Vivir en un país como España supone, en un alto porcentaje de casos, que quienes lo merecen sólo reciban homenajes a título póstumo. No nos cansaremos de denunciarlo. A muchos artistas, incluso aunque hayan entrado en el digno y solemne territorio de la tercera edad, se les niega el reconocimiento, o se les da la espalda, o se les deja que se mueran de hambre, o no se les condecora con medallas y galardones. Empieza uno a cansarse de ver siempre lo mismo: hombres y mujeres válidos, que llevaron una existencia consagrada a su vocación, sin perder el resuello, sin abandonarse al desaliento, sin cejar en sus empeños artísticos. Pero, ahora que uno lo piensa, también en otros países y en otros ámbitos sucede igual o parecido: nos referimos a ese Hollywood cruel que, en tantas ocasiones, sólo recompensa a las criaturas que le enriquecieron (económica y artísticamente) de manera póstuma o cuando el homenajeado en cuestión tiene un pie en la tumba. Parecen decir: “Mira a este director, nonagenario y retirado de la industria.
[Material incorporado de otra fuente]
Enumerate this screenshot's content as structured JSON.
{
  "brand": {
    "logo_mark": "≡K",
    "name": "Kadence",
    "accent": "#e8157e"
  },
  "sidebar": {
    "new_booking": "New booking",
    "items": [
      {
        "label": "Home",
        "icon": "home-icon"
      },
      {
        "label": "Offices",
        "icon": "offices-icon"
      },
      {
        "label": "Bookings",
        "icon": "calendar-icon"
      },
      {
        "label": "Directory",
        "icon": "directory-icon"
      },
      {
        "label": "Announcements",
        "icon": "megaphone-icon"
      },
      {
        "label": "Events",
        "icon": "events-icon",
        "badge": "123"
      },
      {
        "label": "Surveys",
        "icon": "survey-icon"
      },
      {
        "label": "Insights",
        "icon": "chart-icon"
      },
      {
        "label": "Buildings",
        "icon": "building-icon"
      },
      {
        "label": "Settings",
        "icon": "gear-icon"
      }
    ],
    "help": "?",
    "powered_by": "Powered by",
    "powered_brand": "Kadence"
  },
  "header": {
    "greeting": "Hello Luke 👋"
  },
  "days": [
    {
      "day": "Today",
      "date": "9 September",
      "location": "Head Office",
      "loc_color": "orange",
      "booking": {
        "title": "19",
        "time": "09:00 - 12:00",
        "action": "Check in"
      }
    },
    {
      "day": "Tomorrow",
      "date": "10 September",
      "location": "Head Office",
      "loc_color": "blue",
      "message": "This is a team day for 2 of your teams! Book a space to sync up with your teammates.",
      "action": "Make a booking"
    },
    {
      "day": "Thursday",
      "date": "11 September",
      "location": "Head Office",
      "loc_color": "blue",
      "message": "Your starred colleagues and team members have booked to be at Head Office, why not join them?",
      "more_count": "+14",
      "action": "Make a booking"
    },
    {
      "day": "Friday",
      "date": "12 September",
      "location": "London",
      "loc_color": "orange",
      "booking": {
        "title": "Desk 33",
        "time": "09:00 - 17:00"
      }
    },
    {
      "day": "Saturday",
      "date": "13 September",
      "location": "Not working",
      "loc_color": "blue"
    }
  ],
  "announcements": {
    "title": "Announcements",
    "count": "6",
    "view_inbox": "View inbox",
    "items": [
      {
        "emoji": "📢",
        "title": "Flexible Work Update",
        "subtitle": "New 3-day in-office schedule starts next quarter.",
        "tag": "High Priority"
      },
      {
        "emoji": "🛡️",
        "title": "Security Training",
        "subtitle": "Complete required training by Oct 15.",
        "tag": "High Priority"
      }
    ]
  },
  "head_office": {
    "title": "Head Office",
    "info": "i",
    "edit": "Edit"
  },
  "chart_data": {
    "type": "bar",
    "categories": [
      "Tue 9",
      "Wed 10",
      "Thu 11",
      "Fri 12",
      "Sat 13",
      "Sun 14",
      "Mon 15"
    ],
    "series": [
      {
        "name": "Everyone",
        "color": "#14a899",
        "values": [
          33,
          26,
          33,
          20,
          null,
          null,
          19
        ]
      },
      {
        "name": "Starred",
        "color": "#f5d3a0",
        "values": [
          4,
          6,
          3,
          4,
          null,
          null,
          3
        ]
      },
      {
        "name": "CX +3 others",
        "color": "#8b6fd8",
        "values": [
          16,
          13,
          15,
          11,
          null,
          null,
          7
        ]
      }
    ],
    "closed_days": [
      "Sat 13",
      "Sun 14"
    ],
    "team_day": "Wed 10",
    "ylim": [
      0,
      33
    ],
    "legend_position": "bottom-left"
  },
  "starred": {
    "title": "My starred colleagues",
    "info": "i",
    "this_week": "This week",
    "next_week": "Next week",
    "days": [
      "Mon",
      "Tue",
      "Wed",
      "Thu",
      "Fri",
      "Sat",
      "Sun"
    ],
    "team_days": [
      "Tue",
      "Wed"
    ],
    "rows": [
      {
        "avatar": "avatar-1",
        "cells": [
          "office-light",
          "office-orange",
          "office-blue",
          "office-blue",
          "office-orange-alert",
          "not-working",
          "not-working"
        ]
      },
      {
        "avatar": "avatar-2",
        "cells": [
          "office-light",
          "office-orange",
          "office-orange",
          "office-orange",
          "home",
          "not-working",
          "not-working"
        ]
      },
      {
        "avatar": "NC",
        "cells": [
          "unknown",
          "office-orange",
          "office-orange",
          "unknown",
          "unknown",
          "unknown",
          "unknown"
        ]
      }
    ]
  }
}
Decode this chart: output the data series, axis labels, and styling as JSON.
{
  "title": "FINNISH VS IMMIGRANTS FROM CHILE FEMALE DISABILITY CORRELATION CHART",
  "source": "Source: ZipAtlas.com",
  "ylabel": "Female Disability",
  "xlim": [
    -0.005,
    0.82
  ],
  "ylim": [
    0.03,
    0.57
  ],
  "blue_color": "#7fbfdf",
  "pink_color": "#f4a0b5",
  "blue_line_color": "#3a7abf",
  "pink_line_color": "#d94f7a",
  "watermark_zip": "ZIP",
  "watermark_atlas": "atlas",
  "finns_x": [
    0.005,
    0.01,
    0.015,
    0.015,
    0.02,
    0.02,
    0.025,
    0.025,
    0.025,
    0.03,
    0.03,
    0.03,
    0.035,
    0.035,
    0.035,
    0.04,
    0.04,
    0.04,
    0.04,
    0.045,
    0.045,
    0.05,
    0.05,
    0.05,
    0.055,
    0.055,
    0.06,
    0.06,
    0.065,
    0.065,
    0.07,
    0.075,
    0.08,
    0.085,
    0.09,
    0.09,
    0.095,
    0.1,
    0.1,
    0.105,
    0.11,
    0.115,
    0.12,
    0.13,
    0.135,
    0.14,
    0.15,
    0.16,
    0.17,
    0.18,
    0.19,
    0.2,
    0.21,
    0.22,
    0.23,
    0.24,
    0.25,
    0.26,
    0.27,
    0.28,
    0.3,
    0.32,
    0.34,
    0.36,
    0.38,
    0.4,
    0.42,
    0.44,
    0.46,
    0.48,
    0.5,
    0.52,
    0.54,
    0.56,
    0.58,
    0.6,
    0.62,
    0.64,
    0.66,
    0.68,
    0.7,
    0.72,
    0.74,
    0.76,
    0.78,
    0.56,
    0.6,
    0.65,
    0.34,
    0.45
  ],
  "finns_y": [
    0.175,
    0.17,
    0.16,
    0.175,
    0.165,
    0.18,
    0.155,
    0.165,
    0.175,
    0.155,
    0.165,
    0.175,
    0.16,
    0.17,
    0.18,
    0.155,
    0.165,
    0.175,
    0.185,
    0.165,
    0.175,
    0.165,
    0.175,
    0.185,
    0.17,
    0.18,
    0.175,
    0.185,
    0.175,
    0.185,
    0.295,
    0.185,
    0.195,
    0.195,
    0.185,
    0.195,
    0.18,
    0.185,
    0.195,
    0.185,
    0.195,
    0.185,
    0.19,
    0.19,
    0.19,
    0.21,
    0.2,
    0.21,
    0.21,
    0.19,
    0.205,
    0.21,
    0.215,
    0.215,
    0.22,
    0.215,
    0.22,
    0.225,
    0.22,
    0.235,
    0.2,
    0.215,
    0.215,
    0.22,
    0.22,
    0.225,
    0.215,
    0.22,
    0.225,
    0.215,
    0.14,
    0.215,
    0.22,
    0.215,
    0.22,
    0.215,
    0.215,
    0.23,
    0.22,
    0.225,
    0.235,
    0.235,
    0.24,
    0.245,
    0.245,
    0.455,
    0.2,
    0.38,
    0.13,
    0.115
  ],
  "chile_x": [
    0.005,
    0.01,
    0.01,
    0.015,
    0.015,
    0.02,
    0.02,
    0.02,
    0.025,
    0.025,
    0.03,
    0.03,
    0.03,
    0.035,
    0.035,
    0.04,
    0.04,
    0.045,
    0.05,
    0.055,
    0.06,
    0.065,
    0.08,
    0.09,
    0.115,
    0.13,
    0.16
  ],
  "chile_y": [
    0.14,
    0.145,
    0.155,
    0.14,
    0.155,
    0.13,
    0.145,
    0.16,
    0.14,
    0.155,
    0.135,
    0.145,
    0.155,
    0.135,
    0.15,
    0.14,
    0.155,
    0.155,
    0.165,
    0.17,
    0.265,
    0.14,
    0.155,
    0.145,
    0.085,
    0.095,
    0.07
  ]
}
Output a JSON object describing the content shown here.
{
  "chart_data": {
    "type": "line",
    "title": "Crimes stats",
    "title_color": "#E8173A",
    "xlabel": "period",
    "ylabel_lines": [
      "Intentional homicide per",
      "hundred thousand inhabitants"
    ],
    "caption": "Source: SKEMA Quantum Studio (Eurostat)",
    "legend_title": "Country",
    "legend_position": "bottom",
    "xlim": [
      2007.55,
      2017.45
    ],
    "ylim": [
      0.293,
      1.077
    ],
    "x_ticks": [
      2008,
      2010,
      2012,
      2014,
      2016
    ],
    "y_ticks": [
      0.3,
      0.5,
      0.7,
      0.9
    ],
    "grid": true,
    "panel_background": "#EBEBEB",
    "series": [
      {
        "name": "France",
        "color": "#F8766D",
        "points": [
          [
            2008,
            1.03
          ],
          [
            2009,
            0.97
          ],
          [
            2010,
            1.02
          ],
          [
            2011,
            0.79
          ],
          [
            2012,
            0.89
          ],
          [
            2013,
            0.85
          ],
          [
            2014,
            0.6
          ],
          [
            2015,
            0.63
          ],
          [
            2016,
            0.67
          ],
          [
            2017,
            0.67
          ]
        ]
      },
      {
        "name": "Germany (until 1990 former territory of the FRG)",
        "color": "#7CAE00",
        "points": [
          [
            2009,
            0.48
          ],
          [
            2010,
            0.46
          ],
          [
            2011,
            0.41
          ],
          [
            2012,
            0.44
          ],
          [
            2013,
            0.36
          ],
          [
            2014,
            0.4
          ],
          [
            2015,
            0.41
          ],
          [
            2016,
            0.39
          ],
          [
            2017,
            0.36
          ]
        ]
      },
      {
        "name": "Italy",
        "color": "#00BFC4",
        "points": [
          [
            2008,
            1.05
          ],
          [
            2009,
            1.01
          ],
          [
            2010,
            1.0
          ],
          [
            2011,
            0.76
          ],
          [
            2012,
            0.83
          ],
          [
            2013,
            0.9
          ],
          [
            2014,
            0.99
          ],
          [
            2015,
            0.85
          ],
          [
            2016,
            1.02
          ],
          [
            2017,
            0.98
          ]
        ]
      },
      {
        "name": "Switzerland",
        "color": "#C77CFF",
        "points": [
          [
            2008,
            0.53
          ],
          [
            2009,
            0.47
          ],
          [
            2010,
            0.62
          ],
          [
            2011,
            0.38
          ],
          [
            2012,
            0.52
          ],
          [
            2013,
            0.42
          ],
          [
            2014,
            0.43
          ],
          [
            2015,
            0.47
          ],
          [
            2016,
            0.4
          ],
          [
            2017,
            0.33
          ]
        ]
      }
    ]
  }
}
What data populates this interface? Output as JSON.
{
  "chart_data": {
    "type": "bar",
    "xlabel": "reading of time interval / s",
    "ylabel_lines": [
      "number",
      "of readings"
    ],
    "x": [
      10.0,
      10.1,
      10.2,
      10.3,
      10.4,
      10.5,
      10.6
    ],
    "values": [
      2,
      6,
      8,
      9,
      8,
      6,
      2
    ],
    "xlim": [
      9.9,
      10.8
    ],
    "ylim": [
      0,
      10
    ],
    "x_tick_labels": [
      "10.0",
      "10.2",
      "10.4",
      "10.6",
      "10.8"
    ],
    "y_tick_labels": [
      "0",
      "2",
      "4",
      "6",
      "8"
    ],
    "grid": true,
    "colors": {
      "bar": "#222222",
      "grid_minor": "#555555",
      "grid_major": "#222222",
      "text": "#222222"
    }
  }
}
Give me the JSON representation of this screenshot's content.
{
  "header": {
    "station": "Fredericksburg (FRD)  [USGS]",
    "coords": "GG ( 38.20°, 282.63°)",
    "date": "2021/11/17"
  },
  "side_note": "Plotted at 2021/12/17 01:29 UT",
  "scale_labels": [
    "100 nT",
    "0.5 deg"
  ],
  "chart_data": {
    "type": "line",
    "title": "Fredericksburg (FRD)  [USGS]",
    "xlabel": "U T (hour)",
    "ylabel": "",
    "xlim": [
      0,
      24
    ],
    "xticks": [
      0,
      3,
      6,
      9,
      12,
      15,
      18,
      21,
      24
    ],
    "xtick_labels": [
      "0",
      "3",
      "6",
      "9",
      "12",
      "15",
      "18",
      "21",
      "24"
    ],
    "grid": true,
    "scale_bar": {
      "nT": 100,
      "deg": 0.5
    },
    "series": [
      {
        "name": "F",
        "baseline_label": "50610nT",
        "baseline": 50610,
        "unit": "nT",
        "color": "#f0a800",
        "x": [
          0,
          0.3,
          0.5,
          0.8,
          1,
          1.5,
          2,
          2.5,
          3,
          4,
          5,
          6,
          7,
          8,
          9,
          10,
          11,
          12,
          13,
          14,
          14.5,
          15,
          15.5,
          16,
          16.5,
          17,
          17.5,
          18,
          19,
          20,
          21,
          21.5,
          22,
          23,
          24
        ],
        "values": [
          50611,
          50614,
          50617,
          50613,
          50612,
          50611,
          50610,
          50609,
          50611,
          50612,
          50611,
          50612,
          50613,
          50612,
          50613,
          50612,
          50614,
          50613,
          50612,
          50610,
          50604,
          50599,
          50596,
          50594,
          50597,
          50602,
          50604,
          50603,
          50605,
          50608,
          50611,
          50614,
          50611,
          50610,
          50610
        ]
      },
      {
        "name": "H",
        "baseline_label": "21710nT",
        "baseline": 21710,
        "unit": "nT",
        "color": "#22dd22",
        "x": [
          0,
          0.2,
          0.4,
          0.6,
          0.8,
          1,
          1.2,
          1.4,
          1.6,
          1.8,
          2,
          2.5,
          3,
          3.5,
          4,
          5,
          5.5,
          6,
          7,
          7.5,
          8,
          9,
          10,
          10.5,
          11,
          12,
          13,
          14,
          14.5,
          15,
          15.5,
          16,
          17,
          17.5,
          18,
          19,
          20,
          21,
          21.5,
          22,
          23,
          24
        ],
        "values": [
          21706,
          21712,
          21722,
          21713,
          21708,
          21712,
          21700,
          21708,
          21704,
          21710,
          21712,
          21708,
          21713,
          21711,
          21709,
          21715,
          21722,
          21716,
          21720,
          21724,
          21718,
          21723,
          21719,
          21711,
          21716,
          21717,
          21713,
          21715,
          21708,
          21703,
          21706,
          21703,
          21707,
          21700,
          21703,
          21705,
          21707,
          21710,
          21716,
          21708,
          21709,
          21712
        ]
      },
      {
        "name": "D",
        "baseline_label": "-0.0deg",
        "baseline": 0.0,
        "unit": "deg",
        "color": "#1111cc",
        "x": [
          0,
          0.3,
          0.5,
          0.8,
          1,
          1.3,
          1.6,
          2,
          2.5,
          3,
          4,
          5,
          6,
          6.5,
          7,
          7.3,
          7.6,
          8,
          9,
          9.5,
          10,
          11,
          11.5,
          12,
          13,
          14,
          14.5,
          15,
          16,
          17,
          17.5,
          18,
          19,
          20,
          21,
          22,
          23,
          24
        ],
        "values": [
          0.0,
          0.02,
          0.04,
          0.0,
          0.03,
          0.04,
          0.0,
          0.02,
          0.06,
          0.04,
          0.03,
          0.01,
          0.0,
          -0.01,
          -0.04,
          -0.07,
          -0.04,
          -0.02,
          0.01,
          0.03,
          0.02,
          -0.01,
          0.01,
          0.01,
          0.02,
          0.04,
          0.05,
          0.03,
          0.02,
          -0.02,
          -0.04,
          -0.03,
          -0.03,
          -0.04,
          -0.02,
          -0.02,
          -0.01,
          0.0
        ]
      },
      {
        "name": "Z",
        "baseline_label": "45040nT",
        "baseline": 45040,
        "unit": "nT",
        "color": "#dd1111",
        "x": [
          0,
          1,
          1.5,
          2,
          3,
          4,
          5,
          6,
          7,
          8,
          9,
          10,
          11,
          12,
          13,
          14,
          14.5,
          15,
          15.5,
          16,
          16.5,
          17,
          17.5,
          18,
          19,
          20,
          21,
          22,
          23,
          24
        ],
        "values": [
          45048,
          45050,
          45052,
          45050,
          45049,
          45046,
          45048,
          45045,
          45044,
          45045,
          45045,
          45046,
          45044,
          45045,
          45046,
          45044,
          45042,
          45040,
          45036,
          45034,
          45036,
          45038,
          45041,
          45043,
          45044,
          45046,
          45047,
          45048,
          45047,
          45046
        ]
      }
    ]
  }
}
Aún no hemos hecho nada por él y sólo le deben quedar unos meses de vida. Démosle un Oscar honorífico”. Pero el director nonagenario sabe que el aplauso llega muy tarde, aunque no lo diga y aunque en su discurso todo sean lágrimas de agradecimiento. ¿A quién le importa un Oscar o un Nobel cuando apenas le queda un año de vida?
Hablamos aquí, hace poco tiempo, de Eduardo Haro Tecglen y de Jaime Campmany, que, cada uno desde las trincheras de los diarios en los que colaboraban y con la pluma entre los dientes, lucharon (escribieron) hasta el final. Una vez enterrados, los partidarios de uno y de otro decidieron ponerles sendas calles a su nombre, polemizaron, discutieron y lograron aburrir al personal con sus disputas. En España es habitual que se honre a las personas sólo a partir de la entrada de sus féretros en la capilla ardiente. Luego se sucederán los tópicos: “Era un gran hombre”, “Fue un artista hasta el final”, “Era una mujer estupenda”, “Fui muy amigo suyo”.
Estos días tenemos un nuevo caso: la muerte del filósofo y escritor Julián Marías, de quien uno de sus hijos, Javier Marías, escribió en varias ocasiones algunos artículos elogiosos y bellísimos. El autor de “Negra espalda del tiempo” advirtió a los periodistas, a las puertas del tanatorio, que “España ha sido bastante cicatera y tacaña con mi padre a nivel oficial. Viene siendo algo tradicional e histórico el que, a personas de gran valía, no se les valore institucionalmente o se les haya hecho poco caso”. Y, claro, se han apresurado los políticos a inventar homenajes póstumos y por ello tardíos, e innecesarios, o menos necesarios ahora, cuando el homenajeado no puede asistir a los mismos. Es cierto que un hombre es inmortal si se mantiene viva su memoria y se le mantiene caliente en el recuerdo, pero pensemos en el finado: ¿De qué le vale a él, ahora, todo eso? De manera que Esperanza Aguirre ha anunciado la creación de un premio de humanidades con su nombre. También un colegio (y una calle, según Alberto Ruiz-Gallardón) llevarán su nombre. En los próximos días la mitad de los pensadores e intelectuales del país escribirán loas sobre Julián Marías, y nos revelarán que sostuvieron con él una gran amistad, a prueba de balas y de ideologías. Algo así ocurrió con Claudio Rodríguez. Y sucedió con otros muchos. Javier Marías lo ha designado con precisión: España ha sido (y es, afirmemos) “cicatera y tacaña”. José Saramago dijo una vez que un hombre alcanza la sabiduría cuando llega a viejo; pero, entonces, ¿de qué le vale? ¿De qué sirven, pues, los honores póstumos?